Only when Paris fashion week winds down—and the exodus of editors, photo bloggers, and pretty young things is nearly complete—does an e-mail arrive from the Azzedine Alaïa press office informing those who remain about a series of intimate presentations to showcase the latest collection. Inviting a small number of media and friends (spotted: Jean-Paul Goude) to the showroom while buyers place their orders has become the unofficial protocol chez Alaïa, and it works because you can touch and feel the collection with the same unhurried focus as, say, Ken Downing from Neiman Marcus, who seemed noticeably impressed with some of the new techniques Monsieur Alaïa introduced for Fall.
This is the first collection to follow the Alaïa retrospective that recently ran its course at the reopened Palais Galliera in Paris. Was there a correlation between that survey of his career and the openwork polka-dot dresses or double-face gabardine coats? Hard to say without word from the designer. But one look at the construction of a stunning cape-backed bolero, or some of the knit patterning, and you sensed a certain engineering imperative—that he set out to push himself a bit further this time around.
To be sure, nothing was radically different. Mainly, Alaïa stuck to subtle silhouette updates, offering a roomier V-neck jumper and adding a rectangular fringe—occasionally knotted—to the edge of his skirts to give them a fresh swish in place of his typical flounce. A technique he dubbed “Religieuse” combined larger organ pleats with interior accordion pleats, and on a floor-grazing skirt or a truncated cape, the result was something akin to seeing Sister in the corner office. Indeed, with the recurrence of all those starched white poplin shirts, Alaïa further confirmed how his view of femininity has shifted since his heyday of cleavage-bearing necklines.
However, that’s not to suggest he’s repressed the sexiness: Witness the jagged booties, cut like leather spikes, and bicolor biker gloves. Body-skimming dresses benefitted from body-contouring jacquards so that waists seemed corseted by knit striping. If anything, he simply determined that the cues need not be as obvious. There were a few other dramatic—or better, dynamic—additions this season, namely the calf-hair pieces that had been striped with a slick lacquer and a grouping of wool suits in champagne and teal covered in a tonal coiled pattern. Metallic yarn reappeared this season, this time as a pixelated pattern and as a larger amorphous one. He also revisited the dimensional lantern-effect knits, in one example applying the dimensional technique around the bust of a cropped jacket that closed the show. The workmanship on these final looks was so deceivingly complex that it qualified as couture.

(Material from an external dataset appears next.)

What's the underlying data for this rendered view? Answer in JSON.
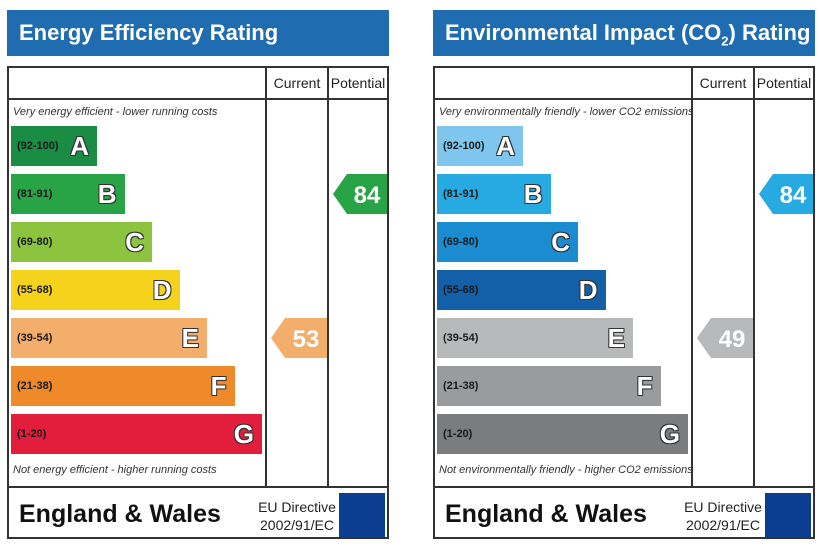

And that’s the thing about Alaïa, the couturier-architect whose clothes are so seriously and rigorously crafted that he can’t help but be diametrically less serious about everything else. Regulars to these intimate rendezvous would not have been surprised by the nostalgic, bossa-nova-style hits “Mambo Italiano” and “Quando Quando Quando” that accompanied the show. Swishy music for studied fashion: Sounds dreamy, doesn’t it?